Now it does so occur that senior managers and judges’ salaries will not be decided in collective bargaining.
Everybody else’s salaries are decided by collective bargaining, together with probably the most senior paid cohort of public-service medical doctors. Their pay goes up with no matter is agreed in collective bargaining, however senior managers and judges have their pay proclaimed by a course of that does contain some session and, in the case of judges, parliament. But however it’s not topic to collective bargaining they usually have seen an actual erosion of pay over the past decade in a interval the place revenue on the prime of society amongst govt administration in the non-public sector has been rocketing. So you’ve seen a really giant decline in relative pay there.
FIFI PETERS: Michael, sorry, I’m going to have to reduce you brief – time – however I’m going to ask my producer Kaldora to attain out to you for that word on the breakdown of who will get paid what, and maybe we will have a lengthier dialog on one other event.
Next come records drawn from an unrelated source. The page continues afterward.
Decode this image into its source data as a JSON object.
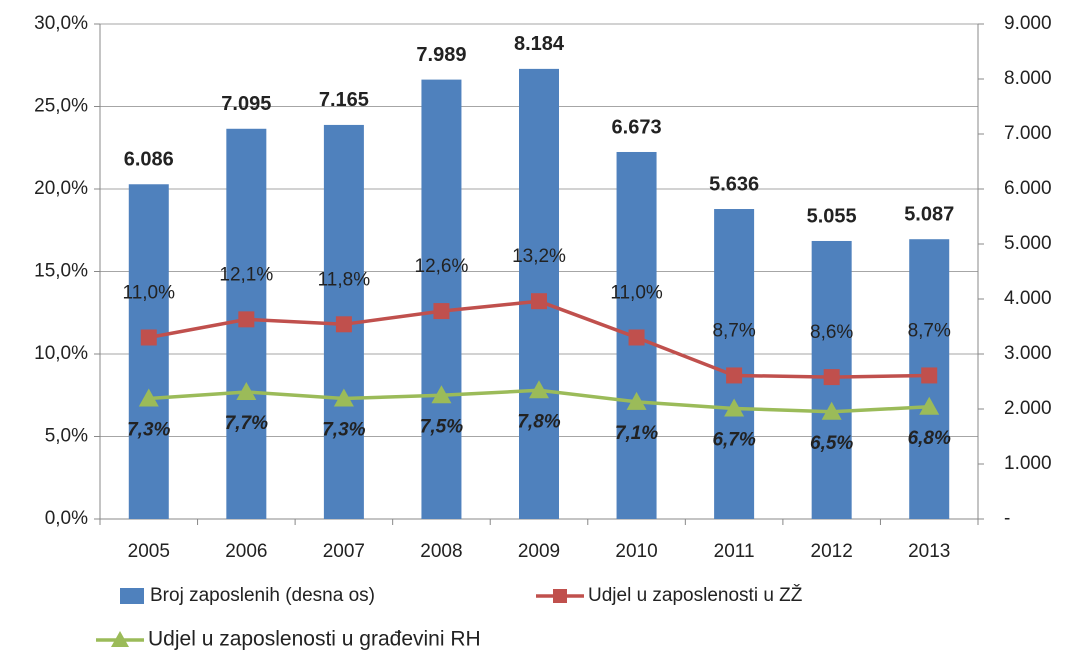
{
  "chart_data": {
    "type": "bar",
    "categories": [
      "2005",
      "2006",
      "2007",
      "2008",
      "2009",
      "2010",
      "2011",
      "2012",
      "2013"
    ],
    "series": [
      {
        "name": "Broj zaposlenih (desna os)",
        "type": "bar",
        "axis": "y2",
        "color": "#4f81bd",
        "values": [
          6086,
          7095,
          7165,
          7989,
          8184,
          6673,
          5636,
          5055,
          5087
        ],
        "value_labels": [
          "6.086",
          "7.095",
          "7.165",
          "7.989",
          "8.184",
          "6.673",
          "5.636",
          "5.055",
          "5.087"
        ]
      },
      {
        "name": "Udjel u zaposlenosti u ZŽ",
        "type": "line",
        "color": "#c0504d",
        "values": [
          11.0,
          12.1,
          11.8,
          12.6,
          13.2,
          11.0,
          8.7,
          8.6,
          8.7
        ],
        "value_labels": [
          "11,0%",
          "12,1%",
          "11,8%",
          "12,6%",
          "13,2%",
          "11,0%",
          "8,7%",
          "8,6%",
          "8,7%"
        ]
      },
      {
        "name": "Udjel u zaposlenosti u građevini RH",
        "type": "line",
        "color": "#9bbb59",
        "values": [
          7.3,
          7.7,
          7.3,
          7.5,
          7.8,
          7.1,
          6.7,
          6.5,
          6.8
        ],
        "value_labels": [
          "7,3%",
          "7,7%",
          "7,3%",
          "7,5%",
          "7,8%",
          "7,1%",
          "6,7%",
          "6,5%",
          "6,8%"
        ]
      }
    ],
    "ylim": [
      0,
      30
    ],
    "yticks": [
      {
        "value": 0,
        "label": "0,0%"
      },
      {
        "value": 5,
        "label": "5,0%"
      },
      {
        "value": 10,
        "label": "10,0%"
      },
      {
        "value": 15,
        "label": "15,0%"
      },
      {
        "value": 20,
        "label": "20,0%"
      },
      {
        "value": 25,
        "label": "25,0%"
      },
      {
        "value": 30,
        "label": "30,0%"
      }
    ],
    "y2lim": [
      0,
      9000
    ],
    "y2ticks": [
      {
        "value": 0,
        "label": "-"
      },
      {
        "value": 1000,
        "label": "1.000"
      },
      {
        "value": 2000,
        "label": "2.000"
      },
      {
        "value": 3000,
        "label": "3.000"
      },
      {
        "value": 4000,
        "label": "4.000"
      },
      {
        "value": 5000,
        "label": "5.000"
      },
      {
        "value": 6000,
        "label": "6.000"
      },
      {
        "value": 7000,
        "label": "7.000"
      },
      {
        "value": 8000,
        "label": "8.000"
      },
      {
        "value": 9000,
        "label": "9.000"
      }
    ],
    "grid": true
  }
}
But thanks for taking the time this night. Michael Sachs is adjunct professor on the Southern Centre for Inequality Studies.
He was speaking to the issue of this course of proper now of balancing the wants of presidency to deliver down debt, but in addition I feel the correct – I wouldn’t even name it a requirement, however request – of staff in this financial local weather when issues are going up by a lot. They are in a cost-of-living crisis to get a wage that retains up with rising prices on their finish.